Not for the first time yesterday I e-filed our joint Federal Income Tax return. In that process we had to “sign” the electronic return—but how do you sign an intangible something? The act is in the same category as raising a number to the power of 0.39. In the one case the physical image is of a fountain pen, in the other of doing a series of multiplications—but in this strange world neither actually applies. The last time we signed electronically supplying the adjusted gross income (AGI for short) of the year before sufficed. That number matched to our two social security numbers, was signature enough. This year TurboTax told me to call the IRS. A nicely modulated recorded female voice then guided me through the process. And behold. In no time at all, I got both Brigitte’s and my own IRS PIN, which stands for Personal Identification Number. The speaking computer required our SS numbers, last year’s filing status, and our dates of birth. Now we are both owners, in some invisible dimension, of a five-digit number of our own. It makes us uniquely what we are.

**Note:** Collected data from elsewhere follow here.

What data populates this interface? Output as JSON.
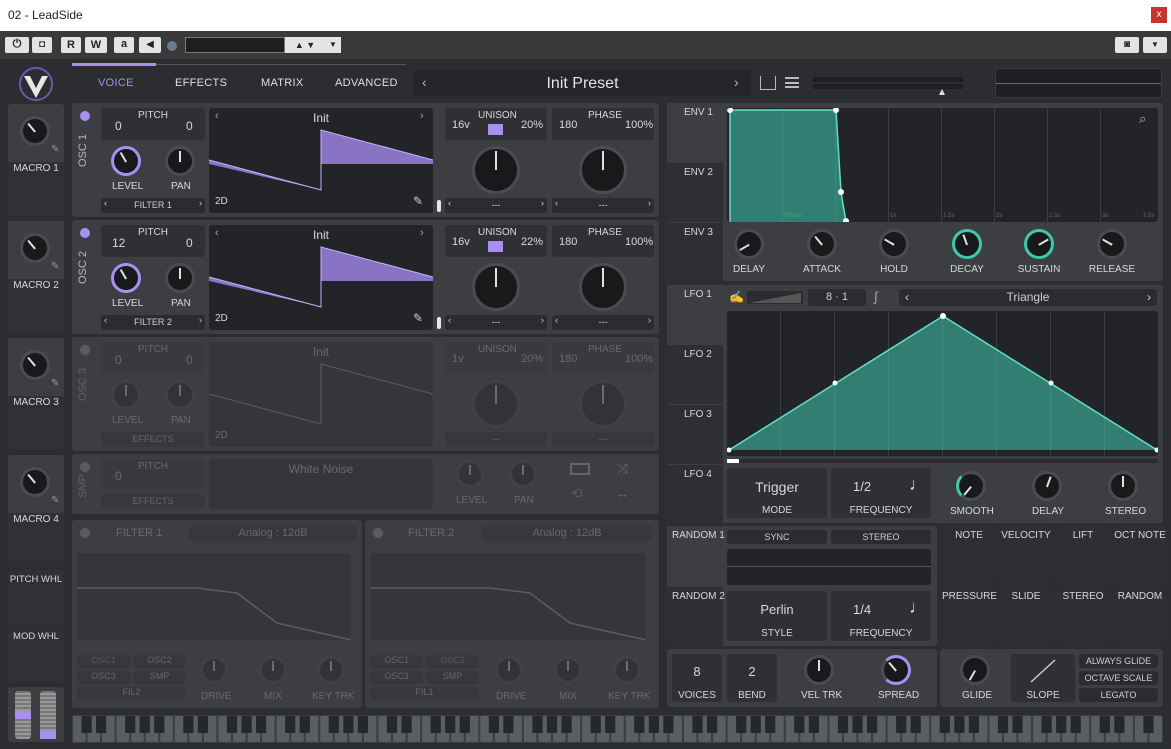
{
  "window": {
    "title": "02 - LeadSide",
    "close": "x"
  },
  "toolbar": {
    "r": "R",
    "w": "W",
    "a": "a"
  },
  "nav": {
    "tabs": [
      "VOICE",
      "EFFECTS",
      "MATRIX",
      "ADVANCED"
    ],
    "active": "VOICE"
  },
  "preset": {
    "name": "Init Preset"
  },
  "macros": [
    "MACRO 1",
    "MACRO 2",
    "MACRO 3",
    "MACRO 4"
  ],
  "wheels": {
    "pitch": "PITCH WHL",
    "mod": "MOD WHL"
  },
  "osc1": {
    "name": "OSC 1",
    "pitch_label": "PITCH",
    "transpose": "0",
    "tune": "0",
    "level": "LEVEL",
    "pan": "PAN",
    "dest": "FILTER 1",
    "wave": "Init",
    "dim": "2D",
    "unison_label": "UNISON",
    "voices": "16v",
    "detune": "20%",
    "phase_label": "PHASE",
    "phase": "180",
    "phase_rand": "100%",
    "sel1": "---",
    "sel2": "---"
  },
  "osc2": {
    "name": "OSC 2",
    "pitch_label": "PITCH",
    "transpose": "12",
    "tune": "0",
    "level": "LEVEL",
    "pan": "PAN",
    "dest": "FILTER 2",
    "wave": "Init",
    "dim": "2D",
    "unison_label": "UNISON",
    "voices": "16v",
    "detune": "22%",
    "phase_label": "PHASE",
    "phase": "180",
    "phase_rand": "100%",
    "sel1": "---",
    "sel2": "---"
  },
  "osc3": {
    "name": "OSC 3",
    "pitch_label": "PITCH",
    "transpose": "0",
    "tune": "0",
    "level": "LEVEL",
    "pan": "PAN",
    "dest": "EFFECTS",
    "wave": "Init",
    "dim": "2D",
    "unison_label": "UNISON",
    "voices": "1v",
    "detune": "20%",
    "phase_label": "PHASE",
    "phase": "180",
    "phase_rand": "100%",
    "sel1": "---",
    "sel2": "---"
  },
  "smp": {
    "name": "SMP",
    "pitch_label": "PITCH",
    "transpose": "0",
    "dest": "EFFECTS",
    "sample": "White Noise",
    "level": "LEVEL",
    "pan": "PAN"
  },
  "filter1": {
    "name": "FILTER 1",
    "type": "Analog : 12dB",
    "src": [
      "OSC1",
      "OSC2",
      "OSC3",
      "SMP",
      "FIL2"
    ],
    "drive": "DRIVE",
    "mix": "MIX",
    "keytrk": "KEY TRK"
  },
  "filter2": {
    "name": "FILTER 2",
    "type": "Analog : 12dB",
    "src": [
      "OSC1",
      "OSC2",
      "OSC3",
      "SMP",
      "FIL1"
    ],
    "drive": "DRIVE",
    "mix": "MIX",
    "keytrk": "KEY TRK"
  },
  "env": {
    "tabs": [
      "ENV 1",
      "ENV 2",
      "ENV 3"
    ],
    "knobs": [
      "DELAY",
      "ATTACK",
      "HOLD",
      "DECAY",
      "SUSTAIN",
      "RELEASE"
    ],
    "ticks": [
      "500ms",
      "1s",
      "1.5s",
      "2s",
      "2.5s",
      "3s",
      "3.5s"
    ]
  },
  "lfo": {
    "tabs": [
      "LFO 1",
      "LFO 2",
      "LFO 3",
      "LFO 4"
    ],
    "grid_a": "8",
    "grid_b": "1",
    "shape": "Triangle",
    "mode_value": "Trigger",
    "mode": "MODE",
    "freq_value": "1/2",
    "freq": "FREQUENCY",
    "smooth": "SMOOTH",
    "delay": "DELAY",
    "stereo": "STEREO"
  },
  "random": {
    "tabs": [
      "RANDOM 1",
      "RANDOM 2"
    ],
    "sync": "SYNC",
    "stereo": "STEREO",
    "style_value": "Perlin",
    "style": "STYLE",
    "freq_value": "1/4",
    "freq": "FREQUENCY"
  },
  "mod_sources": [
    "NOTE",
    "VELOCITY",
    "LIFT",
    "OCT NOTE",
    "PRESSURE",
    "SLIDE",
    "STEREO",
    "RANDOM"
  ],
  "voice": {
    "voices_value": "8",
    "voices": "VOICES",
    "bend_value": "2",
    "bend": "BEND",
    "veltrk": "VEL TRK",
    "spread": "SPREAD"
  },
  "glide": {
    "glide": "GLIDE",
    "slope": "SLOPE",
    "always": "ALWAYS GLIDE",
    "octave": "OCTAVE SCALE",
    "legato": "LEGATO"
  },
  "colors": {
    "accent": "#a98ff0",
    "teal": "#3fc8b0",
    "bg": "#2b2d30",
    "panel": "#3c3e41"
  }
}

For a while there I had doubted that Douglas Adams was on to something in The Hitchhiker’s Guide to the Galaxy. No more. At the end of that story the Answer to the Ultimate Question of Life, the Universe, and Everything turns out to be the UPIN, the ultimate PIN, the Number 42. The greater the item, the fewer the digits, I suppose. We’ve got to lose quite a few digits before we become important, and it seems that even Life, the Universe, and Everything hasn’t quite got there yet.

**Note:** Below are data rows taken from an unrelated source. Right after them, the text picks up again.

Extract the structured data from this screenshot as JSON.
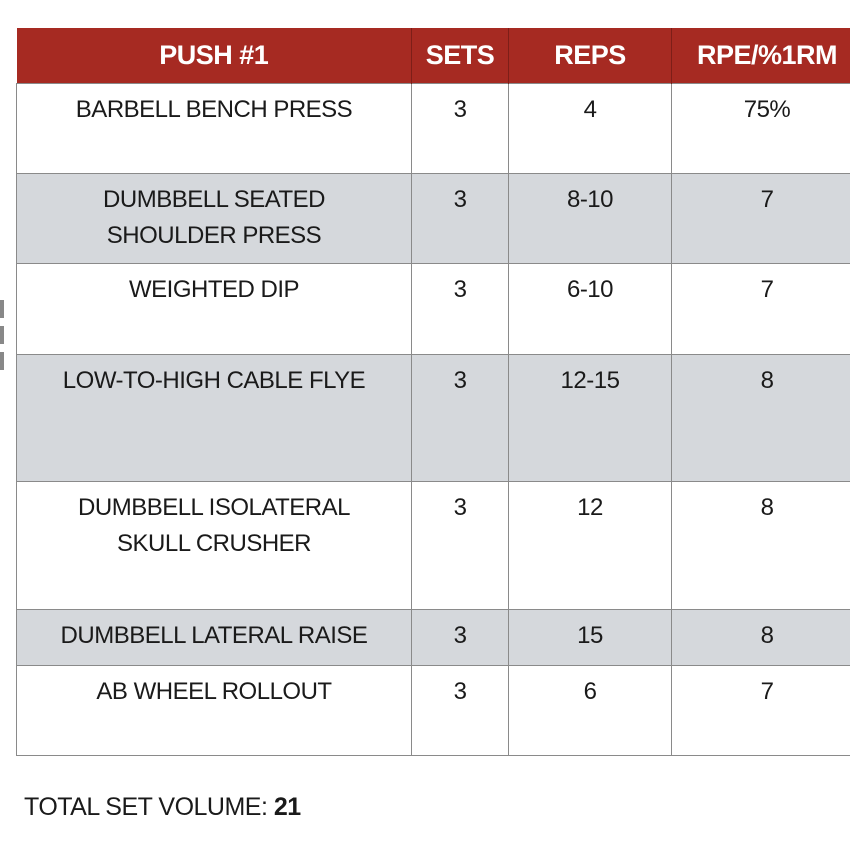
{
  "header": {
    "exercise": "PUSH #1",
    "sets": "SETS",
    "reps": "REPS",
    "intensity": "RPE/%1RM"
  },
  "rows": [
    {
      "exercise": "BARBELL BENCH PRESS",
      "sets": "3",
      "reps": "4",
      "intensity": "75%"
    },
    {
      "exercise": "DUMBBELL SEATED SHOULDER PRESS",
      "sets": "3",
      "reps": "8-10",
      "intensity": "7"
    },
    {
      "exercise": "WEIGHTED DIP",
      "sets": "3",
      "reps": "6-10",
      "intensity": "7"
    },
    {
      "exercise": "LOW-TO-HIGH CABLE FLYE",
      "sets": "3",
      "reps": "12-15",
      "intensity": "8"
    },
    {
      "exercise": "DUMBBELL ISOLATERAL SKULL CRUSHER",
      "sets": "3",
      "reps": "12",
      "intensity": "8"
    },
    {
      "exercise": "DUMBBELL LATERAL RAISE",
      "sets": "3",
      "reps": "15",
      "intensity": "8"
    },
    {
      "exercise": "AB WHEEL ROLLOUT",
      "sets": "3",
      "reps": "6",
      "intensity": "7"
    }
  ],
  "total": {
    "label": "TOTAL SET VOLUME:",
    "value": "21"
  },
  "colors": {
    "header_bg": "#a62a22",
    "shaded_row_bg": "#d5d8dc"
  }
}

The process must have made an impression on me because all through the night I dreamt of acquiring a new identity. In the dream the new identity was a green little square—and it lived on a spreadsheet—and it was Hispanic (don’t ask me why)—and a philosophical discussion went on as well—in which I argued that this was not identity theft—because I already had an identity—and therefore I was not really stealing it but just kind of multiplying the identity I already had, originally from God. Get it? My dreaming self was cooking up a stew of the two mysteries that April 2011 had spawned: taxes and logarithms.
Woke up this morning thinking I ought to write a post titled Identity. Careful as I tend to be when important projects lie ahead, I looked up the etymology of the word first—and then came a great delight, a genuine pleasure!

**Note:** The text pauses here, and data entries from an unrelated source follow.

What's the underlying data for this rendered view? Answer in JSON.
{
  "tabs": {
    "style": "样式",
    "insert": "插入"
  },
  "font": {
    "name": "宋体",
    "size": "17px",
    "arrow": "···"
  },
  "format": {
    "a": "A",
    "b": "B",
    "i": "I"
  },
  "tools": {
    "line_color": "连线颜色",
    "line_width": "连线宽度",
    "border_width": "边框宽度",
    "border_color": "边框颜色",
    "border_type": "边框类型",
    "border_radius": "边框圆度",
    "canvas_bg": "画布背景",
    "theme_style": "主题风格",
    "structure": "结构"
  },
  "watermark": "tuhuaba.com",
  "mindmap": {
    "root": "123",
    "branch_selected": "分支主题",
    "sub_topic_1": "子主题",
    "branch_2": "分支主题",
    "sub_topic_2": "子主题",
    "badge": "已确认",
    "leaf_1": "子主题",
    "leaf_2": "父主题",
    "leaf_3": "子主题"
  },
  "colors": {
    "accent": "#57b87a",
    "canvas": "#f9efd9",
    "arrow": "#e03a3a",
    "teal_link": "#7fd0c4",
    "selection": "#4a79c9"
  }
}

It turns out that the root of that word is “sameness,” from late Latin identitatem. That term, in turn, comes from identidem, meaning “over and over.” And that phrase, once removed, comes from the Latin phrase idem et idem, meaning “same and same.” And I was laughing, reading that. Wonderful, wonderful! The Romans, again, got there before us on that phrase as well. Now I knew my true identity. It is the same old, same old over and over again. But until when? The end of time?
Oh, what fun, "same old, same old over and over again"! But, Arsen, did you have to spoil it for those of us who still didn't know the answer to the question What is the meaning of life, the universe and everything? Geez!
ReplyDeleteDon't tell me, Monique, that you, living with SciFi's Numero Uno Guru in the Twin Cities haven't heard the answer yet!